The official inquiry into the sale of SiteServ has been granted yet another extension.
The deadline for the Cregan Commission into the sale, and other transactions at IBRC, has now been moved to the end of October.
The announcement by the Taoiseach Enda Kenny comes as he publishes the Commission's third interim report - outlining the limited work done in the last three months.
Because of legal difficulties in allowing IBRC's liquidators to waive professional and legal privilege, the inquiry has been unable to admit many documents as evidence.
It is still also compiling a list of documents for which it is asking SiteServ's eventual buyer, Denis O'Brien's Millington firm, to waive its own privilege.
Millington, as the buyer of most of SiteServ's assets and subsidiaries, retains privilege over related documents and its compliance is required in order to use them as evidence.
New laws to salvage inquiry also published
Legislation to overcome this problem and to give the Commission the power of compellibility has also separately been published today by the Tánaiste and justice minister, Frances Fitzgerald.
The laws can be used to force the liquidators of IBRC, and Millington, to waive their legal privilege over certain documents.

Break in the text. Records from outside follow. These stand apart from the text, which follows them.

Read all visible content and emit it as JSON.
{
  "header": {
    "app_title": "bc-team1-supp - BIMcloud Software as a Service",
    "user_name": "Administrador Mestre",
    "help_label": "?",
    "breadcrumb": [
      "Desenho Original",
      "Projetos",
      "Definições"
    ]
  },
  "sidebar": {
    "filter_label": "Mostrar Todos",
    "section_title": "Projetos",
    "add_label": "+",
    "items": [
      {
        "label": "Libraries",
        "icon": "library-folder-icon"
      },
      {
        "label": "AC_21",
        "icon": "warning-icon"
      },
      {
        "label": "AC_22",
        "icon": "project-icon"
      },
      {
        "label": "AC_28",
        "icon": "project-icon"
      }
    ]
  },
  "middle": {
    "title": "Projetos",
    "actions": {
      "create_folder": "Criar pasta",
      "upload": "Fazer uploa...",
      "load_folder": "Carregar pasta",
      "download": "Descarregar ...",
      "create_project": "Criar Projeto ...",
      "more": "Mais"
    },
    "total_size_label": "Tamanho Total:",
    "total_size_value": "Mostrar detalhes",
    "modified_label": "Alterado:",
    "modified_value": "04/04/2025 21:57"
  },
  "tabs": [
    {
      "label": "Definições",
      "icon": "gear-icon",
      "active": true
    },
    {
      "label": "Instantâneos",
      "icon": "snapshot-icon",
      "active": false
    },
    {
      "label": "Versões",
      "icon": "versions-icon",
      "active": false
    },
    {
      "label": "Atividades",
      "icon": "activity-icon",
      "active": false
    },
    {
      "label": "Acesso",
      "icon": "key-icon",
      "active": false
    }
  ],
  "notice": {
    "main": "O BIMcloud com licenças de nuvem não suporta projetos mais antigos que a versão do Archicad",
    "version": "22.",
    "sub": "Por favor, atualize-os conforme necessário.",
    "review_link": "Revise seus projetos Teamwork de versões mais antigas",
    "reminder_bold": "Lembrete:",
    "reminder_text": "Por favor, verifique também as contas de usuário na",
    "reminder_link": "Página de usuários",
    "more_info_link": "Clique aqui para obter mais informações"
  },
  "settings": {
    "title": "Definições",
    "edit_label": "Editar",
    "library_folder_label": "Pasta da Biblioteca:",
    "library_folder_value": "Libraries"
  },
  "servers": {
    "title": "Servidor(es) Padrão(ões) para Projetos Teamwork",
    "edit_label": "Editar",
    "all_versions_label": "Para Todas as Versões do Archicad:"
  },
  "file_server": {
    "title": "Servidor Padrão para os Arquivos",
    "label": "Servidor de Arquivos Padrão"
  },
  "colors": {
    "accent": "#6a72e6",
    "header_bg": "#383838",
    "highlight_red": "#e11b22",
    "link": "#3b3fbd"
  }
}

They also allow the Commission to sit in divisions if additional judges are appointed to sit alongside Justice Brian Cregan.
Justice Cregan has previously outlined a personal conflict of interest in some transactions to be examined at a later point, necessitating that other judges also be appointed.
The inquiry is examining 38 transactions which involved IBRC - the combined former Anglo Irish Bank and Irish Nationwide Building Societies - writing off debts of more than €10 million.
The sale of SiteServ involved debts of around €105 million being written off, making it one of the six largest transactions involving the state-owned bank.